Namun, karena usaha Belanda menjaga perdamaian dan memajukan perdagangan memerlukan biaya, rakyat dianjurkan menanam kopi dan menjualnya kepada kompeni. Plakat Panjang merupakan janji resmi atas nama Raja Belanda pada waktu itu.
Plakat Panjang secara langsung atau tidak berpengaruh juga terhadap kondisi psikologis golongan Paderi di Bonjol. Serangan Belanda bertambah gencar sehingga seluruh jalur menuju ke Bonjol mereka blokade. Tuanku Imam Bonjol dengan segala kekuatan dan bantuan Paderi daerah lain sebenarnya masih tetap bertahan.
Akan tetapi, karena Tuanku Nan Tinggi, yang tahu betul kekuatan dan kelemahan Paderi Bonjol, menyerah, akhirnya Benteng Bonjol jatuh ke tangan Belanda 16 Agustus 1837.

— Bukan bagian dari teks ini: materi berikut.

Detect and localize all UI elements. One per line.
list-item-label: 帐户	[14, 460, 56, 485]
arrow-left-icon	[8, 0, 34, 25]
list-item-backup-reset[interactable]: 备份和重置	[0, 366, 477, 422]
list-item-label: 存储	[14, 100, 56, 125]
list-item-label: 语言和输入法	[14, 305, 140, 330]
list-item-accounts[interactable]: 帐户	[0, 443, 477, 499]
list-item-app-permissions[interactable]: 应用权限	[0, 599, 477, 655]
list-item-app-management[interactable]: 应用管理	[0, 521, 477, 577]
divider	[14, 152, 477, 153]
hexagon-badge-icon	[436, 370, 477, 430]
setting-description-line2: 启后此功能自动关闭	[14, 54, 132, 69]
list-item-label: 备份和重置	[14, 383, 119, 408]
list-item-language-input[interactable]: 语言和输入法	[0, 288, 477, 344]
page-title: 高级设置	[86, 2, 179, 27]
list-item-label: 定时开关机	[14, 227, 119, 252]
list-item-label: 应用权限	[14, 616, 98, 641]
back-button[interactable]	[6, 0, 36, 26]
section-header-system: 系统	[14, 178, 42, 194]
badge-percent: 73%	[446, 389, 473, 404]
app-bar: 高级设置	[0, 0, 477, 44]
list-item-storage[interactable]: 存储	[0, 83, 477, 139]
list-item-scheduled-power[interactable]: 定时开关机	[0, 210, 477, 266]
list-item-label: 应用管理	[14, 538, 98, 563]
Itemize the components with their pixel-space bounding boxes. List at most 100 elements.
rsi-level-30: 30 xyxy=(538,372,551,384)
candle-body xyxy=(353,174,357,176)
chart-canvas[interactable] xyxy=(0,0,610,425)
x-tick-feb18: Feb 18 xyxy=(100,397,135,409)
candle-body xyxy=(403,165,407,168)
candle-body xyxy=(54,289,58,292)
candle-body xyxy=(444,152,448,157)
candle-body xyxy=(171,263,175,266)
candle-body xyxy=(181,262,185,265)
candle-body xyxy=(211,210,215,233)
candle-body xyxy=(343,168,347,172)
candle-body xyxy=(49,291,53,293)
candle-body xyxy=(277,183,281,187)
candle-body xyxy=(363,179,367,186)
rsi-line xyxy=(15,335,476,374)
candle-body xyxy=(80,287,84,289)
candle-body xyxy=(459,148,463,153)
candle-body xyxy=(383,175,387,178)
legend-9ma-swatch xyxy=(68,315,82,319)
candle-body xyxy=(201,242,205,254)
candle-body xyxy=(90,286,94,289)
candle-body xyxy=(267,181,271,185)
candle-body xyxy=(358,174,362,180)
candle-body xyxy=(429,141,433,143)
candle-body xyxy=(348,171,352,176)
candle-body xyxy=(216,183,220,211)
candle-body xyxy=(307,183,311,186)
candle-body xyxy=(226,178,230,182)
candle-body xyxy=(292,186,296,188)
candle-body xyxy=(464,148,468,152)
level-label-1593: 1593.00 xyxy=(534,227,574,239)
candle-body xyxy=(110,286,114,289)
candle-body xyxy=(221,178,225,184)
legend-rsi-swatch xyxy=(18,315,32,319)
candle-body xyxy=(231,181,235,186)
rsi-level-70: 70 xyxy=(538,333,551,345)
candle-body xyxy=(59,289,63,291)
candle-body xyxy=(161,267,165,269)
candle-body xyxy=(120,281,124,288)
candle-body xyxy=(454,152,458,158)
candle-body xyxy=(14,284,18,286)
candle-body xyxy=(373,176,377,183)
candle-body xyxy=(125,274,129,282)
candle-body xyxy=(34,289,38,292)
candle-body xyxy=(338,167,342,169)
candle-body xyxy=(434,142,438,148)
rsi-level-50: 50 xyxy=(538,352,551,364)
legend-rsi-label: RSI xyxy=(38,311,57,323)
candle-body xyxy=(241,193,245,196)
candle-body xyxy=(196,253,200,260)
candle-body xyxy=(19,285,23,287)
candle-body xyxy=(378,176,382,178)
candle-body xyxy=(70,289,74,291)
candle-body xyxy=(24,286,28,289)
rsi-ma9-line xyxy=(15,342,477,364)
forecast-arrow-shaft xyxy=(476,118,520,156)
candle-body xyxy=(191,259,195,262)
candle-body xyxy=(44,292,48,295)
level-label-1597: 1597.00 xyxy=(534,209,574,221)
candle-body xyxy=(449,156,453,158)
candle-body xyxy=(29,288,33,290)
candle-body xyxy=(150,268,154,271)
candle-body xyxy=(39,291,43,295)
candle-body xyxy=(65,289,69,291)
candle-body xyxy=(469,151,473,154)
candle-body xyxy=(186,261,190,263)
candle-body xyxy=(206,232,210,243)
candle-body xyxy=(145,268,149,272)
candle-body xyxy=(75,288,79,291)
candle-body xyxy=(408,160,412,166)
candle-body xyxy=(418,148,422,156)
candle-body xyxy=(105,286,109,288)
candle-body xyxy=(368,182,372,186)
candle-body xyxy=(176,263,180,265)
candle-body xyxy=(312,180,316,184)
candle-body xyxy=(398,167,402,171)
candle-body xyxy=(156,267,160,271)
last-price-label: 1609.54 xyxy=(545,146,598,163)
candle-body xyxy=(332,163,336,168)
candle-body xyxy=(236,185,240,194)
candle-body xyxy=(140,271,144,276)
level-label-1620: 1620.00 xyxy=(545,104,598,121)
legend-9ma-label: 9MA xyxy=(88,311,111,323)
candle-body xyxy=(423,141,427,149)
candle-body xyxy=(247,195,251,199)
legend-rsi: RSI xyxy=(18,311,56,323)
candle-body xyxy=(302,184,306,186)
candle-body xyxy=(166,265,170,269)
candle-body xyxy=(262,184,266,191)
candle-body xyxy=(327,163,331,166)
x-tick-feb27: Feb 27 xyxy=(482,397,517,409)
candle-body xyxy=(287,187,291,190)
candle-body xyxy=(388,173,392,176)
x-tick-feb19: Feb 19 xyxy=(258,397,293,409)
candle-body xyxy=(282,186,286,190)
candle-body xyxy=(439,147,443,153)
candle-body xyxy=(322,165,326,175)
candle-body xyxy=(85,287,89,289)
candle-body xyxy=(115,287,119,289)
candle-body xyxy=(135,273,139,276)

Jatuhnya Bonjol menyebabkan pusat perjuangan Paderi dipindahkan ke Daludalu (kini masuk Kabupaten Kampar, Riau, dekat perbatasan dengan Sumatera Barat) di bawah komando Tuanku Tambusai. Tetapi Daludalu pun dapat direbut Belanda pada tanggal 28 Desember 1838. Kemudian Gerakan Paderi di Kubung XIII, Solok, dapat pula ditaklukkan Belanda pada bulan April 1838.
Akhirnya, pada 28 Oktober 1837 Tuanku Imam Bonjol yang tak tahan melihat penderitaan keluarganya bersedia berdamai dengan syarat ia tidak akan diasingkan dari tanah Minangkabau. Ia menemui komandan Belanda di Palupuh (di utara Bukittinggi). Dengan upacara kehormatan ia dibawa ke Padang.
Di sana kapal telah menantinya. Ia diasingkan ke Sukabumi (Jawa Barat) dan kemudian dibawa ke Manado (Sulawesi Utara). Ia wafat 12 Zulhijjah 1238 (1864) dan di-makamkan di Lutak, Manado.
Gerakan Paderi semula berhadapan dengan kaum Adat, tetapi kaum Paderi dan kaum Adat berhasil dipadukan dengan Piagam Muara Palam yang terkenal melahirkan pepatah “Adat basandi syarak, syarak basandi Kitabullah” dan “syarak mengata, adat memakai”. Maka sebuah ideologi-adat telah dirumuskan.
Agama Islam dijadikan sebagai landasan hakiki alam Minangkabau, sedangkan adat secara teoretis dijadikan penyalur akan terwujudnya landasan filosofi dalam kenyataan sosial dan kehidupan masyarakat.
Daftar Pustaka
Amran, Rusli. Sumatra Barat Hingga Plakat Panjang. Jakarta: Sinar Harapan, 1981.
Dobbin, Christine. Islamic Revivalism in Changing Peasant Economy: Central Sumatra 1784–1847. London: Curzon Press, 1983.
Graves, Elizabeth, E. The Minangkabau Respons to Ducth Colonial Rule in the Ninateenth Century. Ithaca: Cornell University, 1981.
HAMKA. Islam dan Adat Minangkabau. Jakarta: Panjimas, 1985.
Hollander, J.J., ed. Verhaal van den Aanvang der Paderi-Onlusten op Sumatra, Dari Hikayat Syekh Jalaluddin (Naskah Fakih Shaghir Alamiyah Tuanku Sami Syekh Jalaluddin Ahmad Koto Tuo Jua Adanya). Leiden: E.J. Brill, 1857.
Navis, A.A. Alam Terkembang Jadi Guru. Jakarta: Grafiti Press, 1984.
Radjab, Muhammad. Perang Paderi. Jakarta: Mutiara Sumber Widya, 1964.
Syamsuddin, Helius. Perang Paderi. Jakarta: Mutiara Sumber Widya, 1984.